UCLA researchers demonstrated that loss of a key protein that regulates estrogen and immune activity in the body could lead to aspects of metabolic syndrome, a combination of conditions that can cause Type 2 diabetes, atherosclerosis and cancer. Called estrogen receptor alpha, this protein is critical in regulating immune system activity such as helping cells suppress inflammation and gobble-up debris.
This early preclinical study in female mice demonstrated that removing estrogen regulator alpha alone was enough to reduce the immune system's protective process and promote increased fat accumulation and accelerate atherosclerosis development. Without this protein, the mice developed additional aspects of metabolic syndrome such as glucose intolerance, insulin resistance and inflammation.
This estrogen receptor is also expressed in many other non-reproductive tissues such as fat, muscle and liver and can also act independent of the hormone estrogen. However, little is known about the receptor's actions in these tissues that are involved in blood-sugar regulation, which plays an integral role in metabolic syndrome.

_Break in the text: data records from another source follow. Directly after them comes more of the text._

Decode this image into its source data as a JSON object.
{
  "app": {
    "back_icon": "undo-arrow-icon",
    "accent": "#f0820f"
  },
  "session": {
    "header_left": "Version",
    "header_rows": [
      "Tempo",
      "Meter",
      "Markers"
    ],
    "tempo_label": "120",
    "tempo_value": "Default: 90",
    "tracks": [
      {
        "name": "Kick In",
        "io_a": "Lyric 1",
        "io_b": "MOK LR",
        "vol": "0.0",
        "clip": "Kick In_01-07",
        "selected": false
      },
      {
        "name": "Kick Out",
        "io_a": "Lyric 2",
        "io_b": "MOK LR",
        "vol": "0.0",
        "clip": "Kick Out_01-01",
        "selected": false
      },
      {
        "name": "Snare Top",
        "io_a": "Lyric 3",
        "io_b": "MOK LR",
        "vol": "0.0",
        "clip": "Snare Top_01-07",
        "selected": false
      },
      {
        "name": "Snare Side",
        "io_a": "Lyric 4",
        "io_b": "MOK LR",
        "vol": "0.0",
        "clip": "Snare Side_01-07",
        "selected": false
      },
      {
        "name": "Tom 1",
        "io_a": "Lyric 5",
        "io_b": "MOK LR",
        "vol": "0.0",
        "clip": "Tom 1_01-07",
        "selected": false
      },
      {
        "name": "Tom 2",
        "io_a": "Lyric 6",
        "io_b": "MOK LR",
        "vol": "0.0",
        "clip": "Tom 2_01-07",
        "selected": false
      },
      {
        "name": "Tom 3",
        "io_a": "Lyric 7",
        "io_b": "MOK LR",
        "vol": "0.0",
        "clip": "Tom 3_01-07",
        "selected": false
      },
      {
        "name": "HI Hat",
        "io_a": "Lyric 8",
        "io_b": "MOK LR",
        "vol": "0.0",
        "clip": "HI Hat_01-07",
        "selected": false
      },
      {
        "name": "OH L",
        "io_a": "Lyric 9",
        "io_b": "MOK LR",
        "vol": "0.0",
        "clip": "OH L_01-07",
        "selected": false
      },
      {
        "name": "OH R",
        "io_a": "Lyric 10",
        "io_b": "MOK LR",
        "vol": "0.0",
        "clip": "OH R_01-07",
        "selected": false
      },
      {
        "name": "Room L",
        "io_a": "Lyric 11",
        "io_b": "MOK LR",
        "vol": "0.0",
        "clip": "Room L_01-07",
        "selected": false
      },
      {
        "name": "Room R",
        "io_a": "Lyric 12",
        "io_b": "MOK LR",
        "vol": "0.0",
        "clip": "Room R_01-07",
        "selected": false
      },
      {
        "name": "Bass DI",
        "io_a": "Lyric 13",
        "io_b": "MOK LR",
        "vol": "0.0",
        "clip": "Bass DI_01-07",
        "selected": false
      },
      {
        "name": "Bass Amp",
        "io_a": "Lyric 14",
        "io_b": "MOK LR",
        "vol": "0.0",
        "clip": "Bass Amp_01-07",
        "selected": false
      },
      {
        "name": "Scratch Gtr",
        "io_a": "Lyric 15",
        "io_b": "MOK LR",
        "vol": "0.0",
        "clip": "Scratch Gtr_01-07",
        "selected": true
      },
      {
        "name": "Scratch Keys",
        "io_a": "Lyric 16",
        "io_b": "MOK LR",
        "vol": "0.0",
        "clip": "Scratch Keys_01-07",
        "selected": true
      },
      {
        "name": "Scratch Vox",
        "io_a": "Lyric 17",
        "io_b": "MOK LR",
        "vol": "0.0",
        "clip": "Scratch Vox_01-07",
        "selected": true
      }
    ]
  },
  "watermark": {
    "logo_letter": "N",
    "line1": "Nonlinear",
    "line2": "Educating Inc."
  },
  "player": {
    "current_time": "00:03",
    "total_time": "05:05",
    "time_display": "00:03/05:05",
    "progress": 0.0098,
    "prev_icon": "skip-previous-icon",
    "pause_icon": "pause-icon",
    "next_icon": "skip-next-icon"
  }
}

Researchers hope that these early findings may provide insight into the development of metabolic syndrome, which affects millions of people worldwide. A better understanding of the activity of this receptor may lead to improved future therapies.
"Impairment of this receptor's function could also play a role in the heightened incidence of metabolic syndrome being seen in younger women," said senior author Andrea Hevener, Ph.D., associate professor of endocrinology, diabetes and hypertension, David Geffen School of Medicine at UCLA. "We may find that action of this estrogen receptor is just as important as that of circulating estrogen, which is key in multiple therapies such as HRT."
Hevener notes that her team will next study the status of this estrogen receptor in pre and postmenopausal women.
More information: The study will appear in the early edition of the Proceedings of the National Academy of Sciences (PNAS) during the week of Sept. 5.